Data Liberation and the Long Tail: (and a puzzle)

Next Tuesday I am giving an invited talk at Oxford on Open Data http://digital-research.oerc.ox.ac.uk/ , http://digital-research.oerc.ox.ac.uk/programme , and also involved with a session run by the OKF immediately afterwards. As always I don’t know what I am going to say until 0200 of the morning of the talk – this gives a chance to talk with delegates and get a feel for what is valuable.

I’ll touch on at least the following:

  • The Long Tail. Scientific disciplines which have little formal information infrastructure but huge amounts of science. Disciplines such as bioscience (outside mainstream bioinformatics-support, such as phylogenetics), chemistry. Materials science, observational sciences (other than astronomy), much computational and simulation research. Much of the data is valuable but thrown away. I estimate billions (sic) of dollars is wasted through non-existent infrastructure
  • Graduate Students. A seriously misused resource. Much of the innovation comes from third-year postgraduates and we need to give them expression
  • Software/informatics as a first-class activity. Builders of scientific software are often denigrated as not “doing proper science”, but they are every bit as important as the scientists who build telescopes and other instruments.
  • Bottom-up communities. There is a huge cognitive/informatics surplus if we treat the citizen community as equals and not inferiors. (Much of the software we work with is developed outside “research universities”. We should be helping this grow.
  • Liberation software. I and others are building software which will free data in dark silos, repositories, theses, journals, etc. I’ll present some of this in the afternoon briefly. The main battle we face is closed minds and vested interests; liberation software will leapfrog many of these.

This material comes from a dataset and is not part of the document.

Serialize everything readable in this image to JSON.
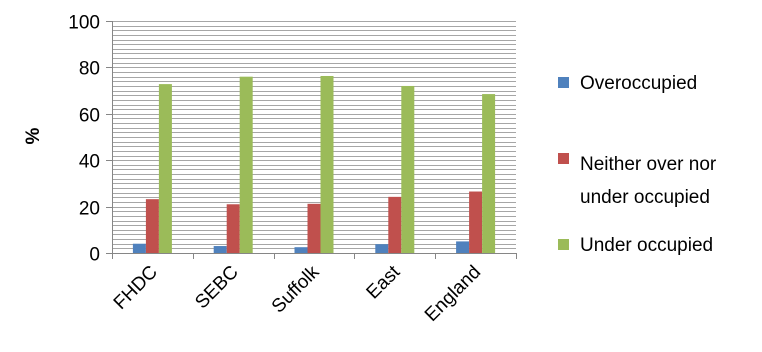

I’ll be showing some of this in action, but here’s a taster. It comes from the supplemental information in a paper behind a publisher’s firewall. I don’t know if I am allowed to show it, but I’ll take the chance. It’s a mass spectrum – in simple terms it measures the mass of a molecule (here to 4 sig figures). Here are some questions. (Please add answers as comments because then I know people are interested and also I might learn something). [BTW this is how it appears in the paper – I assume the journal prints text upside down to make it easy for Australians, but I have to hang from the ceiling to read this.

Questions (in order of difficulty):

  • What’s the constitutional formula of the compound? (relatively easy for chemists)
  • How many peaks are there? (harder than it looks)
  • How would you find where this diagram was published? (very hard)

On Tuesday I will show how Liberation Software AMI2 can be used to answer Q 3.